Cancer-related cognitive impairment—sometimes called “chemo brain”—is a pervasive phenomenon that can negatively impact patients’ quality of life and lead to depression, anxiety, and fatigue. Studies of the cognitive performance of patients with breast cancer before and after chemotherapy have demonstrated that patients experience significant declines in cognitive function scores following treatment.

Building on the knowledge that certain cancer treatments, such as radiation and many chemotherapy agents, work by damaging the DNA of cancer cells while collateral damage to the DNA of normal, healthy cells, a study published this week in Cancer, the journal of the American Cancer Society, suggests that some treatments speed up the biological aging process. According to the study’s findings, this aging effect could be linked to the cognitive decline experienced by patients undergoing cancer treatment.

The research team, led by Judith E. Carroll, PhD, associate professor of psychiatry at the University of California Los Angeles Cousins Center for Psychoneuroimmunology and the Semel Institute for Neuroscience and Human Behavior, assessed a cross-sectional sample of 94 women who had undergone treatment for early breast cancer.

The women ranged in age from 36 to 69 years, and had been treated between 3 and 6 years prior to inclusion in the study. The patients were evaluated for indicators of biological aging, including elevated levels of DNA damage, reduced telomerase enzymatic activity, shorter telomere length in blood cells, and levels of the inflammatory marker soluble tumor necrosis factor receptor II (sTNF-RII).
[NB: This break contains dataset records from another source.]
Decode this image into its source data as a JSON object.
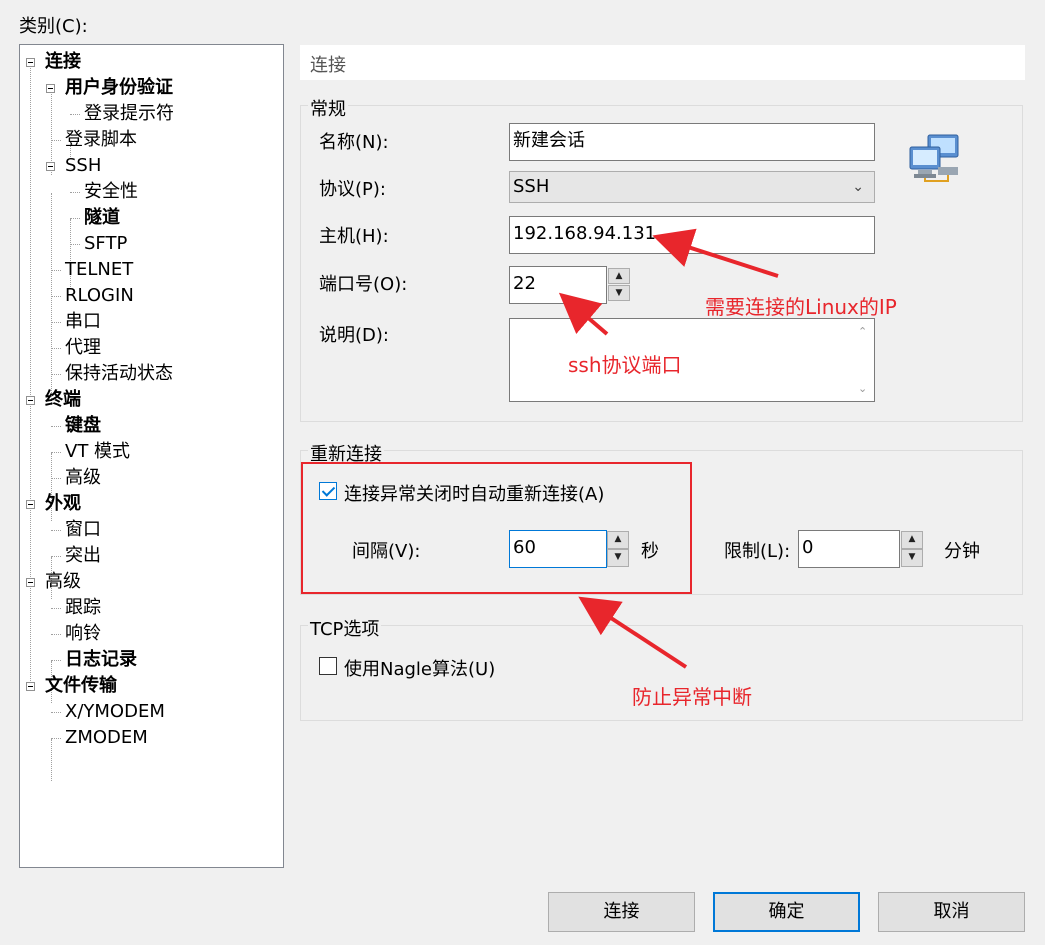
{
  "category_label": "类别(C):",
  "tree": {
    "items": [
      {
        "label": "连接",
        "bold": true,
        "expander": true
      },
      {
        "label": "用户身份验证",
        "bold": true,
        "expander": true
      },
      {
        "label": "登录提示符",
        "bold": false
      },
      {
        "label": "登录脚本",
        "bold": false
      },
      {
        "label": "SSH",
        "bold": false,
        "expander": true
      },
      {
        "label": "安全性",
        "bold": false
      },
      {
        "label": "隧道",
        "bold": true
      },
      {
        "label": "SFTP",
        "bold": false
      },
      {
        "label": "TELNET",
        "bold": false
      },
      {
        "label": "RLOGIN",
        "bold": false
      },
      {
        "label": "串口",
        "bold": false
      },
      {
        "label": "代理",
        "bold": false
      },
      {
        "label": "保持活动状态",
        "bold": false
      },
      {
        "label": "终端",
        "bold": true,
        "expander": true
      },
      {
        "label": "键盘",
        "bold": true
      },
      {
        "label": "VT 模式",
        "bold": false
      },
      {
        "label": "高级",
        "bold": false
      },
      {
        "label": "外观",
        "bold": true,
        "expander": true
      },
      {
        "label": "窗口",
        "bold": false
      },
      {
        "label": "突出",
        "bold": false
      },
      {
        "label": "高级",
        "bold": false,
        "expander": true
      },
      {
        "label": "跟踪",
        "bold": false
      },
      {
        "label": "响铃",
        "bold": false
      },
      {
        "label": "日志记录",
        "bold": true
      },
      {
        "label": "文件传输",
        "bold": true,
        "expander": true
      },
      {
        "label": "X/YMODEM",
        "bold": false
      },
      {
        "label": "ZMODEM",
        "bold": false
      }
    ]
  },
  "section_title": "连接",
  "general": {
    "title": "常规",
    "name_label": "名称(N):",
    "name_value": "新建会话",
    "protocol_label": "协议(P):",
    "protocol_value": "SSH",
    "host_label": "主机(H):",
    "host_value": "192.168.94.131",
    "port_label": "端口号(O):",
    "port_value": "22",
    "desc_label": "说明(D):",
    "desc_value": "",
    "icon": "network-computers-icon"
  },
  "reconnect": {
    "title": "重新连接",
    "auto_label": "连接异常关闭时自动重新连接(A)",
    "auto_checked": true,
    "interval_label": "间隔(V):",
    "interval_value": "60",
    "interval_unit": "秒",
    "limit_label": "限制(L):",
    "limit_value": "0",
    "limit_unit": "分钟"
  },
  "tcp": {
    "title": "TCP选项",
    "nagle_label": "使用Nagle算法(U)",
    "nagle_checked": false
  },
  "buttons": {
    "connect": "连接",
    "ok": "确定",
    "cancel": "取消"
  },
  "annotations": {
    "host_note": "需要连接的Linux的IP",
    "port_note": "ssh协议端口",
    "reconnect_note": "防止异常中断",
    "color": "#e8262c"
  }
}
Cognitive function was assessed using a neuropsychological test batter and a self-report, and linear regression models examined the relationships between biological aging and cognitive outcomes.

The researchers found that the patients who had higher levels of DNA damage and who had lower telomerase activity also had lower executive function scores after adjusting for factors such as age, body mass index, race, number of years from treatment, and intelligence scores (standardized coefficients [B], —0.23 and 0.30; P <.05).
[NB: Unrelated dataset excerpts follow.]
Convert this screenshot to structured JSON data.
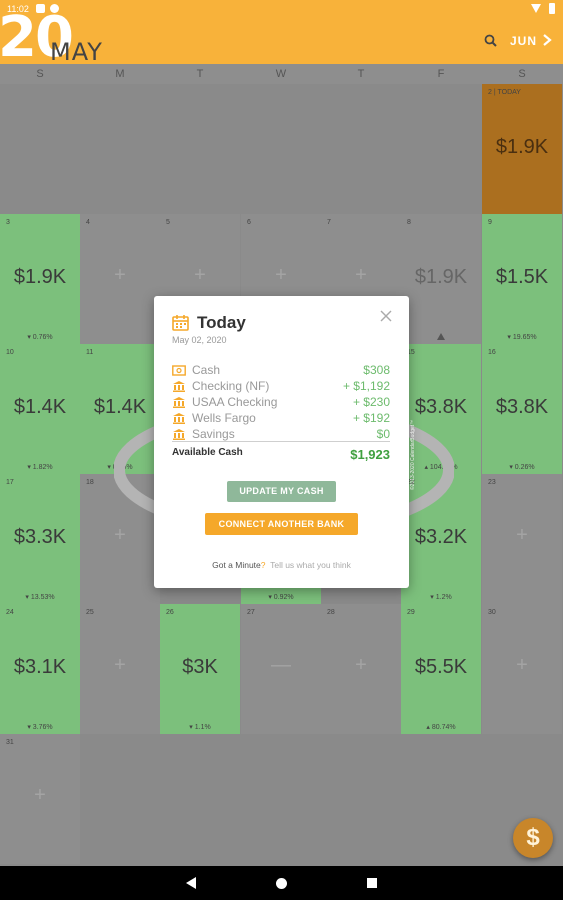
{
  "status": {
    "time": "11:02"
  },
  "header": {
    "year_short": "20",
    "month": "MAY",
    "next_month": "JUN"
  },
  "weekdays": [
    "S",
    "M",
    "T",
    "W",
    "T",
    "F",
    "S"
  ],
  "calendar": {
    "today_label": "2 | TODAY",
    "today_amount": "$1.9K",
    "cells": {
      "d3": {
        "num": "3",
        "amount": "$1.9K",
        "pct": "▾ 0.76%"
      },
      "d4": {
        "num": "4",
        "plus": "+"
      },
      "d5": {
        "num": "5",
        "plus": "+"
      },
      "d6": {
        "num": "6",
        "plus": "+"
      },
      "d7": {
        "num": "7",
        "plus": "+"
      },
      "d8": {
        "num": "8",
        "amount": "$1.9K"
      },
      "d9": {
        "num": "9",
        "amount": "$1.5K",
        "pct": "▾ 19.65%"
      },
      "d10": {
        "num": "10",
        "amount": "$1.4K",
        "pct": "▾ 1.82%"
      },
      "d11": {
        "num": "11",
        "amount": "$1.4K",
        "pct": "▾ 0.15%"
      },
      "d15": {
        "num": "15",
        "amount": "$3.8K",
        "pct": "▴ 104.79%"
      },
      "d16": {
        "num": "16",
        "amount": "$3.8K",
        "pct": "▾ 0.26%"
      },
      "d17": {
        "num": "17",
        "amount": "$3.3K",
        "pct": "▾ 13.53%"
      },
      "d18": {
        "num": "18",
        "plus": "+"
      },
      "d22": {
        "num": "22",
        "amount": "$3.2K",
        "pct": "▾ 1.2%"
      },
      "d23": {
        "num": "23",
        "plus": "+"
      },
      "d24": {
        "num": "24",
        "amount": "$3.1K",
        "pct": "▾ 3.76%"
      },
      "d25": {
        "num": "25",
        "plus": "+"
      },
      "d26": {
        "num": "26",
        "amount": "$3K",
        "pct": "▾ 1.1%"
      },
      "d27": {
        "num": "27",
        "plus": "—"
      },
      "d28": {
        "num": "28",
        "plus": "+"
      },
      "d29": {
        "num": "29",
        "amount": "$5.5K",
        "pct": "▴ 80.74%"
      },
      "d30": {
        "num": "30",
        "plus": "+"
      },
      "d31": {
        "num": "31",
        "plus": "+"
      },
      "d20_pct": "▾ 0.92%"
    }
  },
  "modal": {
    "title": "Today",
    "date": "May 02, 2020",
    "accounts": [
      {
        "name": "Cash",
        "value": "$308",
        "icon": "cash-icon"
      },
      {
        "name": "Checking (NF)",
        "value": "+ $1,192",
        "icon": "bank-icon"
      },
      {
        "name": "USAA Checking",
        "value": "+ $230",
        "icon": "bank-icon"
      },
      {
        "name": "Wells Fargo",
        "value": "+ $192",
        "icon": "bank-icon"
      },
      {
        "name": "Savings",
        "value": "$0",
        "icon": "bank-icon"
      }
    ],
    "available_label": "Available Cash",
    "available_value": "$1,923",
    "update_button": "UPDATE MY CASH",
    "connect_button": "CONNECT ANOTHER BANK",
    "feedback_prefix": "Got a Minute",
    "feedback_q": "?",
    "feedback_link": "Tell us what you think",
    "copyright": "©2013-2020 CalendarBudget™"
  },
  "fab": {
    "label": "$"
  },
  "colors": {
    "accent": "#f8b23a",
    "green": "#6dbb6d",
    "update_btn": "#8fb89a",
    "connect_btn": "#f5a82a"
  }
}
Furthermore, lower telomerase activity was linked with worse attention and reduced motor speed scores (B values, 0.30 and 0.24; P <.05). Telomere length and sTNF-RII levels, however, were not correlated with any neurocognitive domains.
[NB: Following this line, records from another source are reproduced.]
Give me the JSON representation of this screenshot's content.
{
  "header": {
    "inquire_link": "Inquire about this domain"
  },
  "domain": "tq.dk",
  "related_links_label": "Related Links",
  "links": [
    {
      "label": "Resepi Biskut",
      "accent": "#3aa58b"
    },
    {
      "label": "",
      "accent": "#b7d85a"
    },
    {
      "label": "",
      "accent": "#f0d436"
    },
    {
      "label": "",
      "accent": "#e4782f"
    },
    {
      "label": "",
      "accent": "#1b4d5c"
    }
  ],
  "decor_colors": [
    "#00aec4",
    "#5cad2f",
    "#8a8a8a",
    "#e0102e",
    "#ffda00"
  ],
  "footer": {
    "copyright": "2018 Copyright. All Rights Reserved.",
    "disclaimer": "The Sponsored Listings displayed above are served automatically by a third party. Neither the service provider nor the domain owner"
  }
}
Carroll and colleagues concluded that these findings point to a significant association between biological markers of aging and objective measures of cognitive performance. Future prospective studies will be needed, however, to confirm whether anticancer therapy has a causal role in biological aging that drives cognitive function decline.

“These findings are important because they provide further information about what might be happening after cancer treatment that impacts cognitive decline in some individuals. This information can inform future research and may lead to new interventions to prevent these cognitive declines,” said Carroll. “The work is novel by identifying key factors in biological aging and connecting them to cognitive function, which initiates new avenues of research.”

Reference

Carroll JE, Van Dyk K, Bower JE, et al. Cognitive performance in survivors of breast cancer and markers of biological aging [published online November 26, 2018]. Cancer. doi: 10.1002/cncr.31777.